Is Google a linguistic hit?

Q: You repeatedly use Google frequency as an indicator of word value. On July 11, for example, you wrote that “insoluble” is more popular than “indissoluble” because it gets umpteen times as many hits. Why is Google now the language arbiter? Because it’s of linguistic value? Or because you (like most of us) find it’s easy?

A: By no means is Google a “language arbiter” or “an indicator of word value.” And we never say as much.

We consult Google for only one reason: it can provide evidence of written usage. If a particular usage gets a million-plus hits, this is certainly evidence that it’s in common use.

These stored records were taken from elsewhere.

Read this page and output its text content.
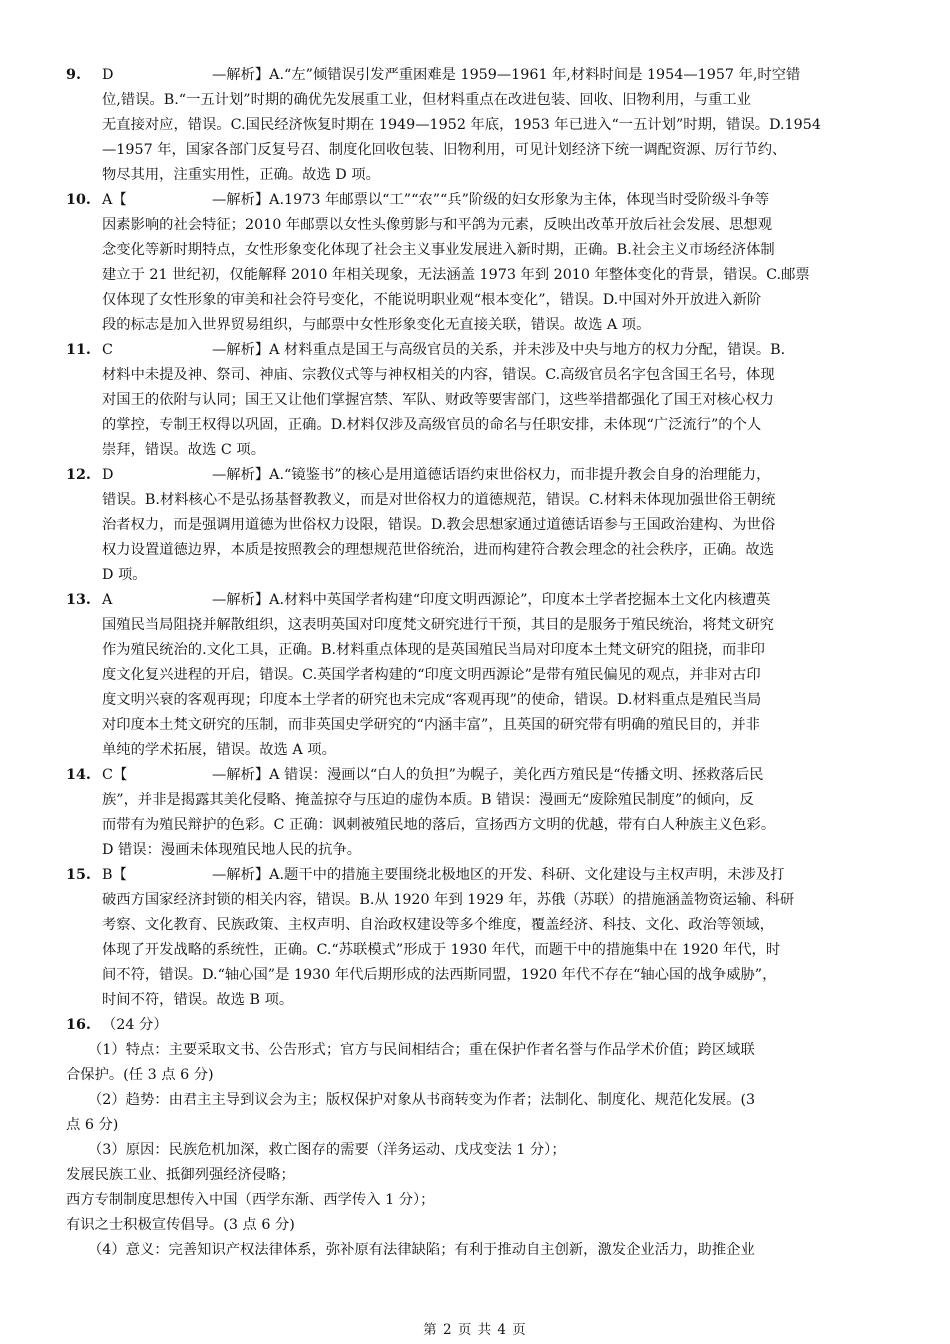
9.	D	—解析】A.“左”倾错误引发严重困难是 1959—1961 年,材料时间是 1954—1957 年,时空错

位,错误。B.“一五计划”时期的确优先发展重工业，但材料重点在改进包装、回收、旧物利用，与重工业

无直接对应，错误。C.国民经济恢复时期在 1949—1952 年底，1953 年已进入“一五计划”时期，错误。D.1954

—1957 年，国家各部门反复号召、制度化回收包装、旧物利用，可见计划经济下统一调配资源、厉行节约、

物尽其用，注重实用性，正确。故选 D 项。

10. A【	—解析】A.1973 年邮票以“工”“农”“兵”阶级的妇女形象为主体，体现当时受阶级斗争等

因素影响的社会特征；2010 年邮票以女性头像剪影与和平鸽为元素，反映出改革开放后社会发展、思想观

念变化等新时期特点，女性形象变化体现了社会主义事业发展进入新时期，正确。B.社会主义市场经济体制

建立于 21 世纪初，仅能解释 2010 年相关现象，无法涵盖 1973 年到 2010 年整体变化的背景，错误。C.邮票

仅体现了女性形象的审美和社会符号变化，不能说明职业观“根本变化”，错误。D.中国对外开放进入新阶

段的标志是加入世界贸易组织，与邮票中女性形象变化无直接关联，错误。故选 A 项。

11. C	—解析】A 材料重点是国王与高级官员的关系，并未涉及中央与地方的权力分配，错误。B.

材料中未提及神、祭司、神庙、宗教仪式等与神权相关的内容，错误。C.高级官员名字包含国王名号，体现

对国王的依附与认同；国王又让他们掌握宫禁、军队、财政等要害部门，这些举措都强化了国王对核心权力

的掌控，专制王权得以巩固，正确。D.材料仅涉及高级官员的命名与任职安排，未体现“广泛流行”的个人

崇拜，错误。故选 C 项。

12. D	—解析】A.“镜鉴书”的核心是用道德话语约束世俗权力，而非提升教会自身的治理能力，

错误。B.材料核心不是弘扬基督教教义，而是对世俗权力的道德规范，错误。C.材料未体现加强世俗王朝统

治者权力，而是强调用道德为世俗权力设限，错误。D.教会思想家通过道德话语参与王国政治建构、为世俗

权力设置道德边界，本质是按照教会的理想规范世俗统治，进而构建符合教会理念的社会秩序，正确。故选

D 项。

13. A	—解析】A.材料中英国学者构建“印度文明西源论”，印度本土学者挖掘本土文化内核遭英

国殖民当局阻挠并解散组织，这表明英国对印度梵文研究进行干预，其目的是服务于殖民统治，将梵文研究

作为殖民统治的.文化工具，正确。B.材料重点体现的是英国殖民当局对印度本土梵文研究的阻挠，而非印

度文化复兴进程的开启，错误。C.英国学者构建的“印度文明西源论”是带有殖民偏见的观点，并非对古印

度文明兴衰的客观再现；印度本土学者的研究也未完成“客观再现”的使命，错误。D.材料重点是殖民当局

对印度本土梵文研究的压制，而非英国史学研究的“内涵丰富”，且英国的研究带有明确的殖民目的，并非

单纯的学术拓展，错误。故选 A 项。

14. C【	—解析】A 错误：漫画以“白人的负担”为幌子，美化西方殖民是“传播文明、拯救落后民

族”，并非是揭露其美化侵略、掩盖掠夺与压迫的虚伪本质。B 错误：漫画无“废除殖民制度”的倾向，反

而带有为殖民辩护的色彩。C 正确：讽刺被殖民地的落后，宣扬西方文明的优越，带有白人种族主义色彩。

D 错误：漫画未体现殖民地人民的抗争。

15. B【	—解析】A.题干中的措施主要围绕北极地区的开发、科研、文化建设与主权声明，未涉及打

破西方国家经济封锁的相关内容，错误。B.从 1920 年到 1929 年，苏俄（苏联）的措施涵盖物资运输、科研

考察、文化教育、民族政策、主权声明、自治政权建设等多个维度，覆盖经济、科技、文化、政治等领域，

体现了开发战略的系统性，正确。C.“苏联模式”形成于 1930 年代，而题干中的措施集中在 1920 年代，时

间不符，错误。D.“轴心国”是 1930 年代后期形成的法西斯同盟，1920 年代不存在“轴心国的战争威胁”，

时间不符，错误。故选 B 项。

16. （24 分）

（1）特点：主要采取文书、公告形式；官方与民间相结合；重在保护作者名誉与作品学术价值；跨区域联

合保护。(任 3 点 6 分)

（2）趋势：由君主主导到议会为主；版权保护对象从书商转变为作者；法制化、制度化、规范化发展。(3

点 6 分)

（3）原因：民族危机加深，救亡图存的需要（洋务运动、戊戌变法 1 分）；

发展民族工业、抵御列强经济侵略；

西方专制制度思想传入中国（西学东渐、西学传入 1 分）；

有识之士积极宣传倡导。(3 点 6 分)

（4）意义：完善知识产权法律体系，弥补原有法律缺陷；有利于推动自主创新，激发企业活力，助推企业

第 2 页 共 4 页
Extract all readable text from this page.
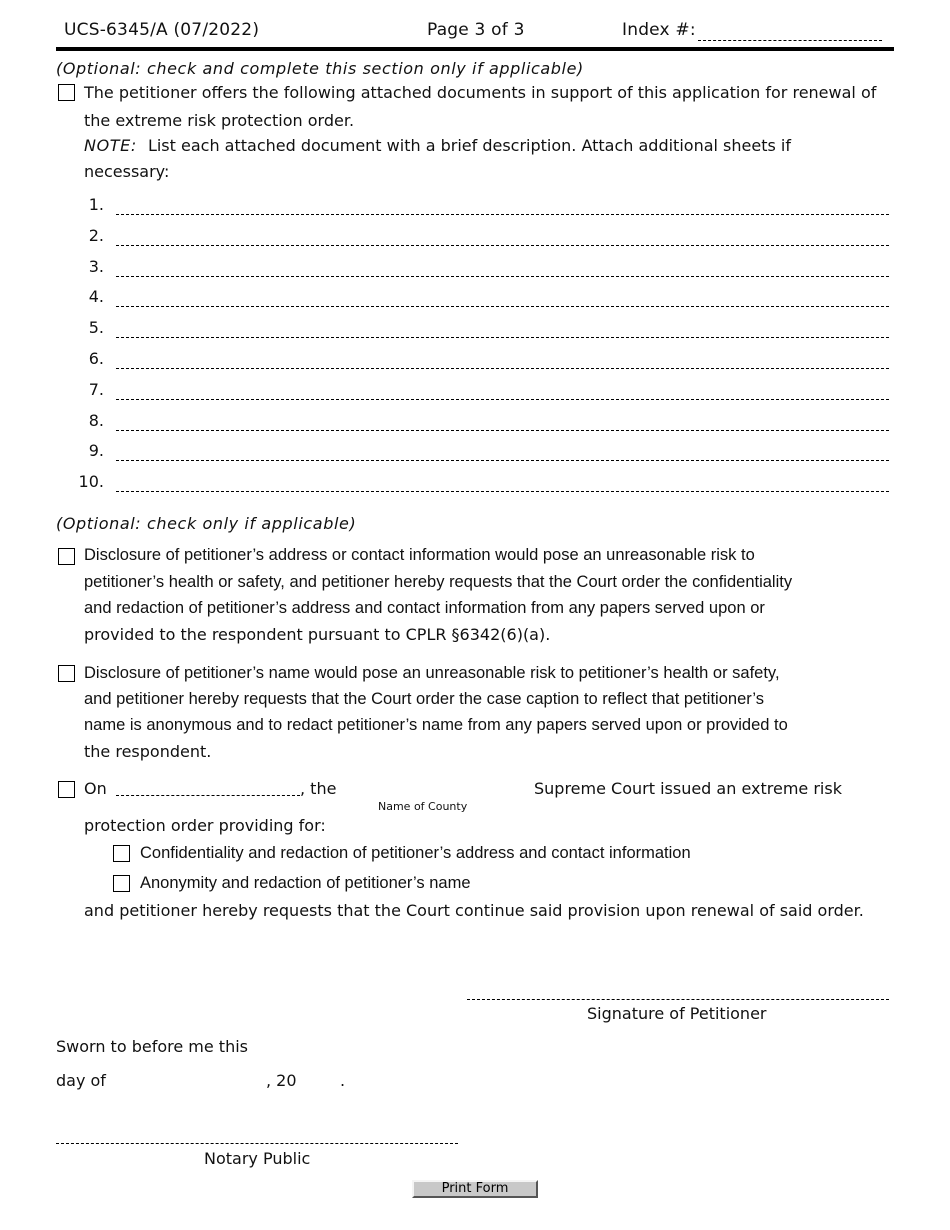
UCS-6345/A (07/2022)	Page 3 of 3	Index #:
(Optional: check and complete this section only if applicable)
The petitioner offers the following attached documents in support of this application for renewal of
the extreme risk protection order.
NOTE: List each attached document with a brief description. Attach additional sheets if
necessary:
1.
2.
3.
4.
5.
6.
7.
8.
9.
10.
(Optional: check only if applicable)
Disclosure of petitioner’s address or contact information would pose an unreasonable risk to
petitioner’s health or safety, and petitioner hereby requests that the Court order the confidentiality
and redaction of petitioner’s address and contact information from any papers served upon or
provided to the respondent pursuant to CPLR §6342(6)(a).
Disclosure of petitioner’s name would pose an unreasonable risk to petitioner’s health or safety,
and petitioner hereby requests that the Court order the case caption to reflect that petitioner’s
name is anonymous and to redact petitioner’s name from any papers served upon or provided to
the respondent.
On	, the
Name of County
Supreme Court issued an extreme risk
protection order providing for:
Confidentiality and redaction of petitioner’s address and contact information
Anonymity and redaction of petitioner’s name
and petitioner hereby requests that the Court continue said provision upon renewal of said order.
Signature of Petitioner
Sworn to before me this
day of	, 20	.
Notary Public
Print Form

It’s possible for a language researcher to fine-tune a Google search and get some very interesting data.

For example, using the Google Ngram Viewer, you can research the use of a particular word or phrase in books (which, unlike the Internet as a whole, are edited).

You can then compare those results with the phrase’s frequency on the Internet as a whole. This would give you a rough idea of the phrase’s frequency in common usage as opposed to edited publications.

And Google Books is a very handy repository of searchable older (and sometimes newer) books.

We use it almost every day to find early examples of a usage or to expand on citations from the Oxford English Dictionary.

Google Timeline is another useful tool to find early examples of a usage, though it’s a bit clunky and you have to verify each citation before using it.

A recent search for the earliest appearance of the word “television,” for example, produced an inconceivable 1880 hit. Why?

It turns out that the word “television” and the date “1880” both appeared in a 1992 article in the Baltimore Sun about an upcoming biography of H. L. Mencken:

“He was born in 1880, when Geronimo was at his height, and he died after we had television and radio.”

Getting back to your question, does Google have linguistic value? In our opinion, it does.